The archeological excavations carried out at the Molí del Salt site (Vimbodí i Poblet, Catalonia, Spain) have uncovered a unique piece of mobile art at an Upper Paleolithic level with a chronology ranging between 13,000 and 14,000 years before present. The piece, whose study has been just published in PLOS ONE, is a schist slab, 18 cm long and 8.5 cm wide, that presents seven engraved semicircular motifs. Because of its shape and proportions, these motifs have been interpreted as huts and, therefore, this engraving would be a representation of a hunting-gatherer camp, the first one recorded to date.
A 13,000 years old map of a hunter-gatherer campsite
This engraving would be the first representation of a human social group recorded to date
- Research
First publication date: 03/12/2015
The Molí del Salt excavations began in 1999 have had the support of the Generalitat de Catalunya, the Conca de Barberà Regional Council, the City Council of Vimbodí i Poblet, and SOREA company. These works have been directed by Manuel Vaquero, researcher in the Rovira and Virgili University (URV) and the Catalan Institute of Human Paleoecology and Social Evolution (IPHES).
According to the analysis carried out by Marcos García-Díez (University of the Basque Country) and Manuel Vaquero (URV/IPHES), the shape and metrics of the semicircular motifs show a close formal similarity with the huts built by various groups of hunter-gatherers known by ethnographic accounts (Kalahari Bushmen, Australian aborigines ...). The number of huts on the slab (seven) also coincides with the usual size of a hunter-gatherer camp.

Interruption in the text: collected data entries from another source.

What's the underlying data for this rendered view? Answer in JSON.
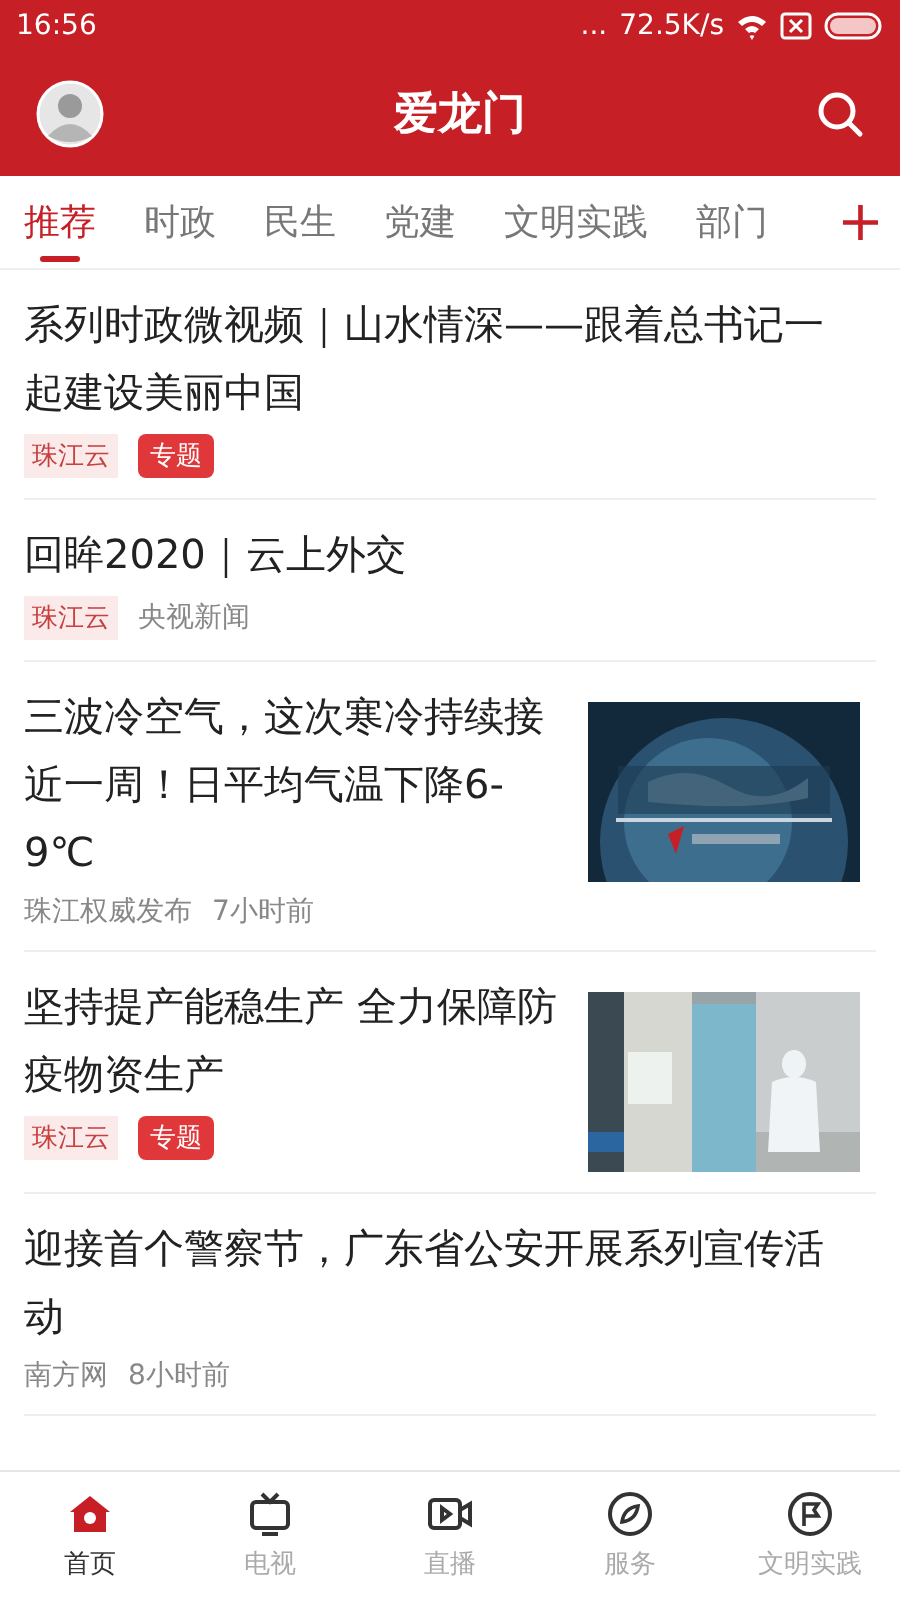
{
  "status_bar": {
    "time": "16:56",
    "dots": "...",
    "speed": "72.5K/s"
  },
  "header": {
    "title": "爱龙门"
  },
  "tabs": [
    {
      "label": "推荐",
      "selected": true
    },
    {
      "label": "时政",
      "selected": false
    },
    {
      "label": "民生",
      "selected": false
    },
    {
      "label": "党建",
      "selected": false
    },
    {
      "label": "文明实践",
      "selected": false
    },
    {
      "label": "部门",
      "selected": false
    }
  ],
  "add_tab": "+",
  "articles": [
    {
      "title": "系列时政微视频｜山水情深——跟着总书记一起建设美丽中国",
      "meta": [
        {
          "kind": "source_tag",
          "text": "珠江云"
        },
        {
          "kind": "special_tag",
          "text": "专题"
        }
      ]
    },
    {
      "title": "回眸2020｜云上外交",
      "meta": [
        {
          "kind": "source_tag",
          "text": "珠江云"
        },
        {
          "kind": "plain",
          "text": "央视新闻"
        }
      ]
    },
    {
      "title": "三波冷空气，这次寒冷持续接近一周！日平均气温下降6-9℃",
      "meta": [
        {
          "kind": "plain",
          "text": "珠江权威发布"
        },
        {
          "kind": "plain",
          "text": "7小时前"
        }
      ]
    },
    {
      "title": "坚持提产能稳生产 全力保障防疫物资生产",
      "meta": [
        {
          "kind": "source_tag",
          "text": "珠江云"
        },
        {
          "kind": "special_tag",
          "text": "专题"
        }
      ]
    },
    {
      "title": "迎接首个警察节，广东省公安开展系列宣传活动",
      "meta": [
        {
          "kind": "plain",
          "text": "南方网"
        },
        {
          "kind": "plain",
          "text": "8小时前"
        }
      ]
    }
  ],
  "bottom_nav": [
    {
      "label": "首页",
      "kind": "home",
      "selected": true
    },
    {
      "label": "电视",
      "kind": "tv",
      "selected": false
    },
    {
      "label": "直播",
      "kind": "video",
      "selected": false
    },
    {
      "label": "服务",
      "kind": "compass",
      "selected": false
    },
    {
      "label": "文明实践",
      "kind": "flag",
      "selected": false
    }
  ]
}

The Molí del Salt object is a singularity in the context of Paleolithic art, which is dominated by animal figures and abstract signs. Moreover, it informs us about a secular art, far from the ideological implications that are often attributed to the Paleolithic animal representations. Manuel Vaquero points out that "if we take into account that camps are the spatial manifestation of the hunter-gatherer social structure, the Molí del Salt slab can be considered the first representation of a social group known to date".
Marcos García-Diez adds that "the technical analysis indicates that the seven motifs were engraved in a very short time using a similar technique and instrument. This suggests that the engraving would show a reality that the artist would have before their eyes". It would be therefore one of the first documented examples of landscape art, with the particularity that this time the depicted landscape was exclusively human.